Oshlack / missMethyl

Bioconductor package for analysis of methylation data from Illumina's Infinium HumanMethylation arrays.
10 stars 4 forks source link

Fix getMappedEntrezIDs: use only `all.cpgs` to calculate equiv #8

Closed samabs closed 4 years ago

samabs commented 4 years ago

Hi,

I believe there is a bug in the getMappedEntrezIDs function which means that equiv is calculated using all CpGs in the array (and not only those contained in all.cpg). This is in contrast to freq - which doesn't account for multimapping CpGs but does use only those CpGs defined in all.cpg.
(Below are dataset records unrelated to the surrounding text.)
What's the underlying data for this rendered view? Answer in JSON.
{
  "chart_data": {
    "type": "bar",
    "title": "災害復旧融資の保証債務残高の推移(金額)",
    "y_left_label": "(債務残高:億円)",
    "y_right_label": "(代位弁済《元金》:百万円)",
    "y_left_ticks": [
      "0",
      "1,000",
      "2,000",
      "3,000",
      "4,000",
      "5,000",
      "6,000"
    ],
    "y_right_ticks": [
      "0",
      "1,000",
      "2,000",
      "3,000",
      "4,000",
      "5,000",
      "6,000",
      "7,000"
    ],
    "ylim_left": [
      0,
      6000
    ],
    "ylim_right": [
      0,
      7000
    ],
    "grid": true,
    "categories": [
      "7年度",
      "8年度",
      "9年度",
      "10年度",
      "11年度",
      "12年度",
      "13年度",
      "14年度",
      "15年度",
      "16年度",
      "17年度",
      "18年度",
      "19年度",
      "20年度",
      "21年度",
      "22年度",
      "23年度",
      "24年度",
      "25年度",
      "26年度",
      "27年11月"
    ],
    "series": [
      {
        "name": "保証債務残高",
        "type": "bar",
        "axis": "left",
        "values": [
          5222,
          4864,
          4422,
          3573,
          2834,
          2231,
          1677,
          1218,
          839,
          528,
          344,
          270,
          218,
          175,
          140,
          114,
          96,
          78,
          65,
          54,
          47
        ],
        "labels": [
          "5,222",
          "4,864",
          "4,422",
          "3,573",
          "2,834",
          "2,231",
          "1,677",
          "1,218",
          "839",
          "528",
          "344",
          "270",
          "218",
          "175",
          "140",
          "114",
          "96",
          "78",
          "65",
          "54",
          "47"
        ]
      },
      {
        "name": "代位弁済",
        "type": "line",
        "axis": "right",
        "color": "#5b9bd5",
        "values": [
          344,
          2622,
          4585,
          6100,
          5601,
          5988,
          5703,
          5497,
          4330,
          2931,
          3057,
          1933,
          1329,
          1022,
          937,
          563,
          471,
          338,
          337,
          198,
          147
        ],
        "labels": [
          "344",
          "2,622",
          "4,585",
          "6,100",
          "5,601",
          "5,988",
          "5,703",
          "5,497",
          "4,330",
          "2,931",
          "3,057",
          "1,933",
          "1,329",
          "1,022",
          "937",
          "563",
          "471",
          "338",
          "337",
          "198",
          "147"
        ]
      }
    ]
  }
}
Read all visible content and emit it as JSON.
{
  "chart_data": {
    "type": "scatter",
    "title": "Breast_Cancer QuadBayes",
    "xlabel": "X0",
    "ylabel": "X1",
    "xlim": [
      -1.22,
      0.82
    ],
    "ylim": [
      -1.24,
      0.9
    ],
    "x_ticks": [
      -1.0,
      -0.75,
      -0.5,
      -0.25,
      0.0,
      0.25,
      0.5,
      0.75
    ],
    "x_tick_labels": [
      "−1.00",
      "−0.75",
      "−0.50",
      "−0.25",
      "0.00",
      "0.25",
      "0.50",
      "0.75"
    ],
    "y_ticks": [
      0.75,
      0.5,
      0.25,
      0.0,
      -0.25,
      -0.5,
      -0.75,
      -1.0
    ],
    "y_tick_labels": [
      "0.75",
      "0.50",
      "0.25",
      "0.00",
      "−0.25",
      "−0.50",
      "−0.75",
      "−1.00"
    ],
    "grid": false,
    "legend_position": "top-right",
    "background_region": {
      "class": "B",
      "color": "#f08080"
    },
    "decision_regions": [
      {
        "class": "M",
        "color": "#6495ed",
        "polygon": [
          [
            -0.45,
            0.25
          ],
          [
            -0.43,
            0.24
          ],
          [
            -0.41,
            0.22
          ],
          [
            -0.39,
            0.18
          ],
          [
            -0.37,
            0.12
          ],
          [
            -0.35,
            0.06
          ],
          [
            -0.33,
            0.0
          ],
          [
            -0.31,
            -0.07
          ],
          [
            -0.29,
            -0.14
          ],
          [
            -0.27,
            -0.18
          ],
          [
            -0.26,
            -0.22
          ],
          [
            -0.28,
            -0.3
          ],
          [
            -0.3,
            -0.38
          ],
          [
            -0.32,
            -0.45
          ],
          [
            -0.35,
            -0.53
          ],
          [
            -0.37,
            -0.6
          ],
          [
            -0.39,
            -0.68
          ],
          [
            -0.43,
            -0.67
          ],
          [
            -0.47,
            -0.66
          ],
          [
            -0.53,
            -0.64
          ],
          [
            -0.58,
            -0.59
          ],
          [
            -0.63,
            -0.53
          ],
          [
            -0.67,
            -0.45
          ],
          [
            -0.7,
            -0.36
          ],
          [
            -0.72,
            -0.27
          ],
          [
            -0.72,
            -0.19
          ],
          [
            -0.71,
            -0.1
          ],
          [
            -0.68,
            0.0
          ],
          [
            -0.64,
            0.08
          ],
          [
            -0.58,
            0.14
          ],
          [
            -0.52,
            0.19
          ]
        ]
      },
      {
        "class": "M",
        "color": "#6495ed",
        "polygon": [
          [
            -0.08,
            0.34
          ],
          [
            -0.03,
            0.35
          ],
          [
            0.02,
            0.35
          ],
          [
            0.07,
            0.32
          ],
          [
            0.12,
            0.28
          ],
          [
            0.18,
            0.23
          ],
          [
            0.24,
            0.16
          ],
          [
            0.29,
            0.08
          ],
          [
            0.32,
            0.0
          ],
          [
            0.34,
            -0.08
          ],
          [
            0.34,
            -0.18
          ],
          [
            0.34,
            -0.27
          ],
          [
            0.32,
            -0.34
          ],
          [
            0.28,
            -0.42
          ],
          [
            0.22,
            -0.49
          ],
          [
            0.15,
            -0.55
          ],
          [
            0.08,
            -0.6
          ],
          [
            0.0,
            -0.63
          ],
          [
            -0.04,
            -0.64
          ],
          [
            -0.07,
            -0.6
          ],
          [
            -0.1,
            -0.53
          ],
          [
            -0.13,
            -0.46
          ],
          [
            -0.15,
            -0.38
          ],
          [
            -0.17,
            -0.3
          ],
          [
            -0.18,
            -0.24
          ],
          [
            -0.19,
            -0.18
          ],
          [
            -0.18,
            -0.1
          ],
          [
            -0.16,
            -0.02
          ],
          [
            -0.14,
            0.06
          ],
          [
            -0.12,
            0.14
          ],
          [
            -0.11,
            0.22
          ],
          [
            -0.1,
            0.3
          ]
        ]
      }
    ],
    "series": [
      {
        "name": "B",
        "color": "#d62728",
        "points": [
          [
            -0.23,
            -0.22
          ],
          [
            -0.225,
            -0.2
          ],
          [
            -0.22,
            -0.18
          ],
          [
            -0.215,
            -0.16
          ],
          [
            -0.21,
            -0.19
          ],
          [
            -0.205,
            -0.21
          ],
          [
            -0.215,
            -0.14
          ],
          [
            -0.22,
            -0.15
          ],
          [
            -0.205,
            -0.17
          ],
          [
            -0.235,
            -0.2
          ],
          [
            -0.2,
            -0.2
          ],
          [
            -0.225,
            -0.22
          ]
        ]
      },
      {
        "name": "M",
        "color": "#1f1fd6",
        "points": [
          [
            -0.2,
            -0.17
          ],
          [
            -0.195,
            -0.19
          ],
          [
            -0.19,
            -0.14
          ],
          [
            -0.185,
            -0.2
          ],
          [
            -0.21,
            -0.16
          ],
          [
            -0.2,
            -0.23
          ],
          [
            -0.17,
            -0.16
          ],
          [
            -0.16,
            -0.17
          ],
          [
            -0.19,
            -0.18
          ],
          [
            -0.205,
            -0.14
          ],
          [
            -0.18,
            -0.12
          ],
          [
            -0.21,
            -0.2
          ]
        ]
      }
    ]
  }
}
As I understand it, equiv should always be equal to or less than freq. Without the fix we get this:

library(tidyverse)

set.seed(1)

anno = missMethyl:::.getFlatAnnotation("EPIC")

all.cpg = sample(anno$cpg, size = 500000, replace = FALSE)
sig.cpg = sample(all.cpgs, size = 10000, replace = FALSE)

out = missMethyl::getMappedEntrezIDs(sig.cpg, all.cpg)

qplot(out$equiv, out$freq) +
  geom_abline(intercept = 1)

equiv_vs_freq

sum(out$equiv > out$freq)

gives us 15653 CpGs with higher equiv values than freq

With the fix (which is only a few lines). we get:

equiv_vs_freq_fix

I believe this bug has an impact in your gsameth function since you're calculating the bias using all the CpGs in the array and not only those in all.cpg.